"And why not?"

"Which of you is right? Is the Terran combine more righteous than the Martian alliance?"

"Certainly."

"Why?"

Guy asked for a moment to think. The room was silent for a moment and then he said, slowly and painfully: "I can think of no other reason than the trite and no-answer reason: 'We're right because we're right!' The Martian combine fights us to gain the land and the commerce that we have taken because of superiority in space."
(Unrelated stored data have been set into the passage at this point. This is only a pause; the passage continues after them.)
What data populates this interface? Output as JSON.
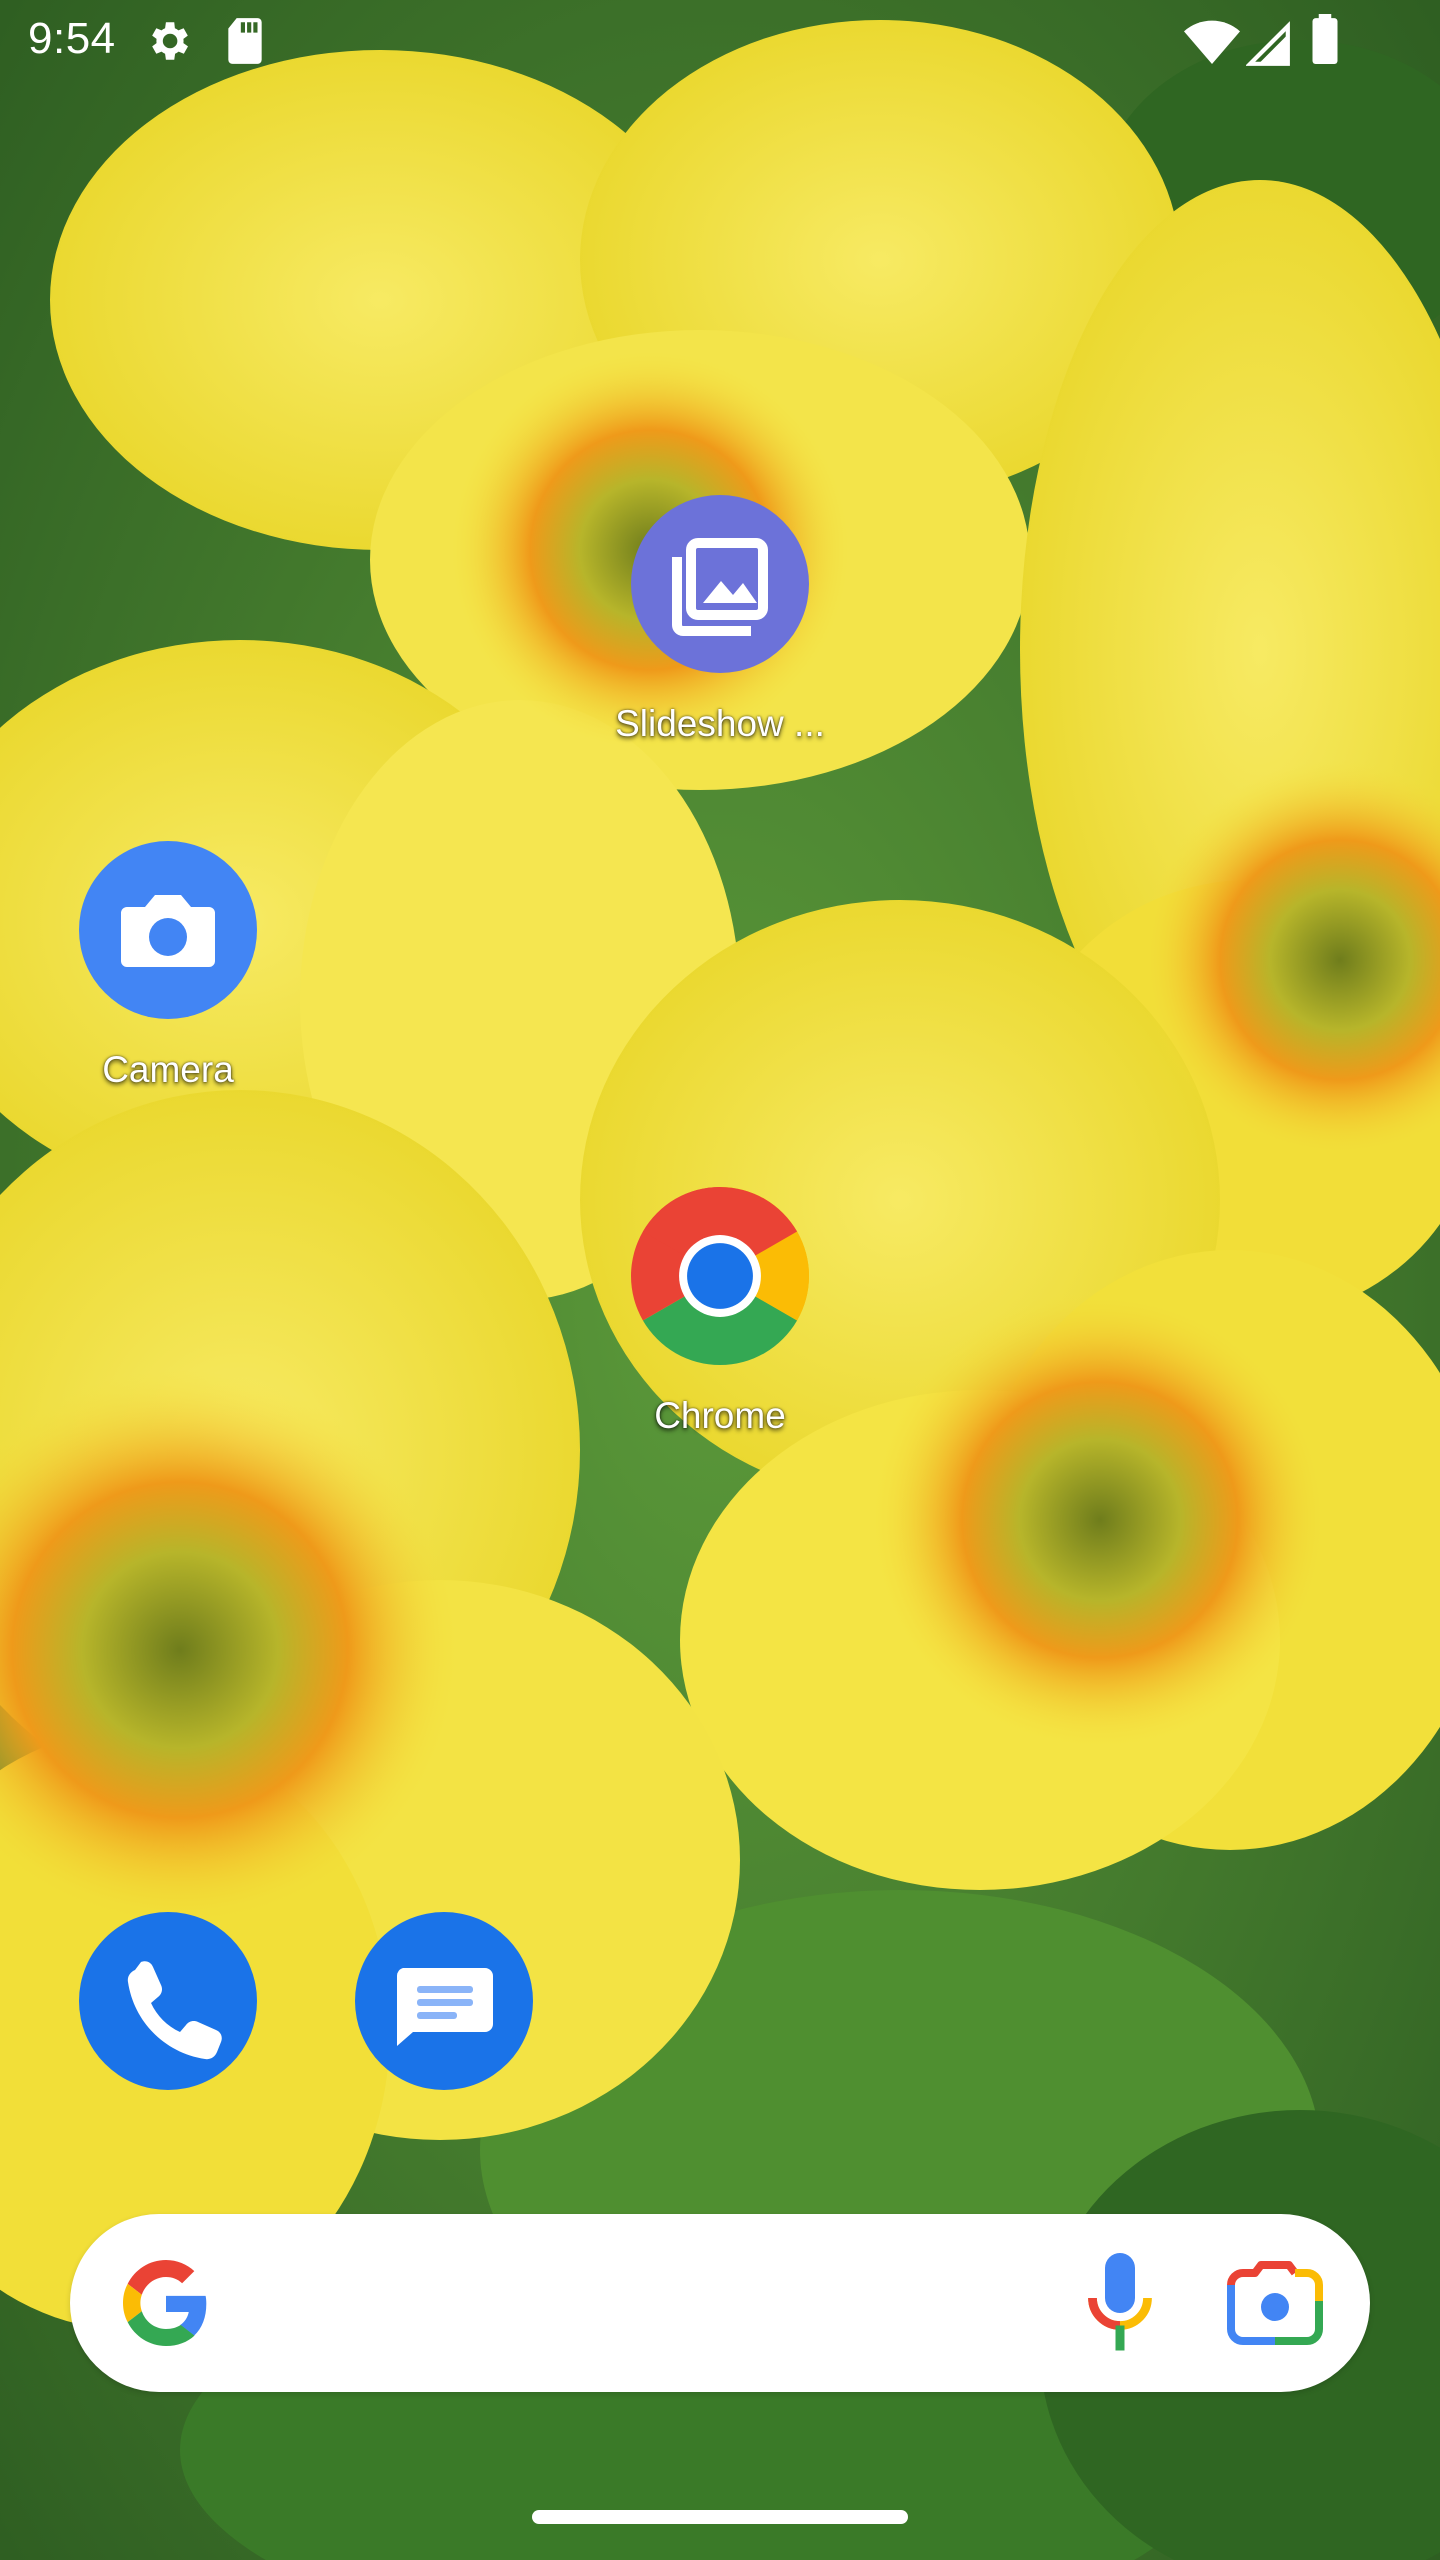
{
  "status_bar": {
    "time": "9:54",
    "left_icons": [
      "settings-gear-icon",
      "sd-card-icon"
    ],
    "right_icons": [
      "wifi-icon",
      "cellular-signal-icon",
      "battery-icon"
    ]
  },
  "wallpaper": {
    "subject": "yellow-primrose-flowers",
    "colors": {
      "petal": "#f4e33c",
      "petal_light": "#f7ea63",
      "center_orange": "#ef9a1a",
      "center_green": "#8a9a22",
      "leaf": "#3d7a2a"
    }
  },
  "apps": [
    {
      "id": "slideshow",
      "label": "Slideshow ...",
      "icon": "slideshow-gallery-icon",
      "color": "#6c72d9"
    },
    {
      "id": "camera",
      "label": "Camera",
      "icon": "camera-icon",
      "color": "#4285f4"
    },
    {
      "id": "chrome",
      "label": "Chrome",
      "icon": "chrome-icon"
    }
  ],
  "dock": [
    {
      "id": "phone",
      "icon": "phone-icon",
      "color": "#1a73e8"
    },
    {
      "id": "messages",
      "icon": "messages-icon",
      "color": "#1a73e8"
    }
  ],
  "search_bar": {
    "icons": [
      "google-g-icon",
      "microphone-icon",
      "google-lens-icon"
    ]
  },
  "colors": {
    "google_blue": "#4285f4",
    "google_red": "#ea4335",
    "google_yellow": "#fbbc05",
    "google_green": "#34a853"
  }
}
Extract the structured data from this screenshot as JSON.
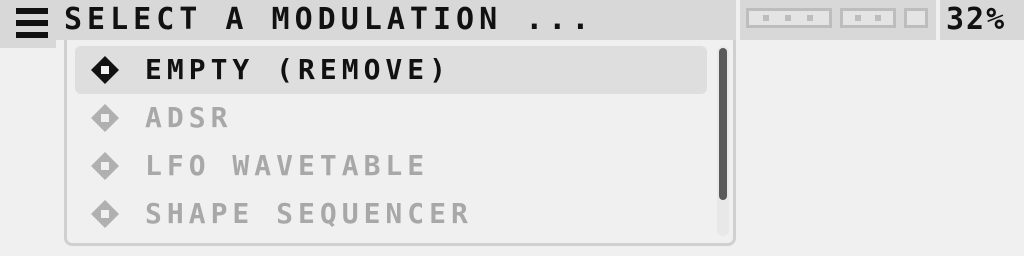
{
  "header": {
    "menu_icon": "hamburger-menu-icon",
    "title": "SELECT A MODULATION ...",
    "battery": "32%"
  },
  "status": {
    "indicators": [
      "meter-indicator",
      "meter-indicator",
      "small-indicator"
    ]
  },
  "dropdown": {
    "items": [
      {
        "label": "EMPTY (REMOVE)",
        "icon": "diamond-bullet-icon",
        "state": "selected"
      },
      {
        "label": "ADSR",
        "icon": "diamond-bullet-icon",
        "state": "disabled"
      },
      {
        "label": "LFO WAVETABLE",
        "icon": "diamond-bullet-icon",
        "state": "disabled"
      },
      {
        "label": "SHAPE SEQUENCER",
        "icon": "diamond-bullet-icon",
        "state": "disabled"
      }
    ]
  },
  "colors": {
    "background": "#f0f0f0",
    "bar": "#d8d8d8",
    "selected_item": "#dedede",
    "disabled_text": "#a8a8a8",
    "text": "#111111",
    "scroll_thumb": "#5a5a5a"
  }
}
"A superiority given merely because of sheer size," said Baranon. "The Martians, raised under a gravity of less than one third of Terra's find it difficult to keep pace with the Terrans, who can live under three times as much acceleration. Battle under such conditions is unfair, and the fact that the Martians have been able to survive indicates that their code is not entirely wrong."

Charalas nodded. "Any code that is entirely in error will not be able to survive."

"So," said Terokar, "you ask us to join your belligerent system. You ask us to emerge from our pleasure and join you in a struggle for existence. You ask that we give up the peace that has survived for a thousand years, and in doing so you ask that we come willingly and permit our cities to be war-scarred and our men killed. You ask that we join in battle against a smaller, less adapted race that still is able to survive in spite of its ill-adaption to the rigors of space."

Guy was silent.

"Is that the way of life? Must we fight for our life? Strife is deplorable, Guy Maynard, and I am saying that to you, who come of a planet steeped in strife. You wear a uniform—or did—that is dedicated to the job of doing a better job of fighting than the enemy. Continual warlike activity has no place on Ertene.